Several market behaviours will emerge. Some will refuse to pay the Supplier until the 30th of the following month, leading to abnormal increase in working capital needs. Some will refuse to pay the tax portion – leading to multi-step transactions and increase in both working capital needs as well as cost of doing business. Some will be asked for Bank Guarantees to cover the possible risks – and most SMEs will have no simple way to respond to such a demand.
What this means for a small business?
Small Businesses typically suffer unevenness of cash flow. Even a simple one-week delay in receiving money for goods sold, throws their routine out of gear. A promising auction or offer for materials which would give them higher profitability, and they have to readjust their cash cycles for a few weeks to take advantage of it. A marriage in an employee’s family? Their desire to help out comes at a cost of their cash flow management.
While the business will have no desire to cheat the Government out of its tax, it may still have difficulties in always meeting the compliance on time. And every such difficulty will expose its vulnerability to its buyers, who may opt to change their supplier and reduce their own risk.
A related provision is that the Government intends to make public a ‘Compliance Rating’ – so you will know before you buy, whether your supplier has a ‘good or poor’ rating. The objective being, that since your input tax credit is dependent on this ‘quality’ of the supplier, you will try to avoid buying from people with ‘poor’ rating – which means, that people will do everything they can to avoid a poor rating. And the rating becomes ‘poor’ not just because you delay filing your data, but because you may have delays in your payment.
In essence, when you take these provisions together, any difficulty a Small Business may have faced, will now have ‘visible and public’ knowledge and corresponding snowball impact. So, the moment you face a problem, the problem magnifies the next month since your buyers will ‘play it safe’ and buy from others (the fact that the market is now a ‘more open market’ is a boon here).
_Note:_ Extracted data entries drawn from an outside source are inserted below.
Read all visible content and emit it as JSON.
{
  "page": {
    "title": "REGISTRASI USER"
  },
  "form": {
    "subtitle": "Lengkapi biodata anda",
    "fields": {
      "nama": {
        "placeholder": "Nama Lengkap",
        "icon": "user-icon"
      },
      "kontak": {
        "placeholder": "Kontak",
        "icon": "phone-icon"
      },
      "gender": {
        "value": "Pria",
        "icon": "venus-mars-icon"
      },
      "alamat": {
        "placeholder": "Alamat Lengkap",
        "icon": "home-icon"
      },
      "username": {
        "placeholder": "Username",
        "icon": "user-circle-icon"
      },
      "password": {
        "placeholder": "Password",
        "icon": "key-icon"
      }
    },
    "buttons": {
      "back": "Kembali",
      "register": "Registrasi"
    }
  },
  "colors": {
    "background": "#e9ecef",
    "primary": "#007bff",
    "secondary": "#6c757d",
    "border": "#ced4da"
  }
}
This will simply increase the problem, leading to further payment delays and/or further reduction of rating, losing even more customers.
This will slowly, but with certainty, drive almost every Small Business to eventual closure. This is not the intent of the Government, it is simply an unexpected consequence of a good intent. It is also correctible, provided the causes, and the consequences, are appreciated.
One of the greatest benefits of GST is that it is built ground-up as a technology-enabled-tax-system.
In the past, it was not feasible for the Government to systematically mitigate the risk of fraud, since there was no practical human ability to keep track of and trace the culprits – who could/would repeatedly create phantom organizations, and/or phantom invoices. Against this history, it is no wonder that the Government wants to control this menace.
However, GST gives extraordinary traceability. With Invoice Matching, all false bills disappear, and all wrong claims. Yes, the problem of false companies continue to remain – but with PAN linkage, Bank Account linkage, the traceability and discoverability is so high, that it will be close to impossible for people to commit fraud and remain undetected.
An amendment to the proposed law to the effect of de-linking payment with Input tax credit availability and connecting it to invoice upload and matching will make the desired law come alive and make it effective and useful for all.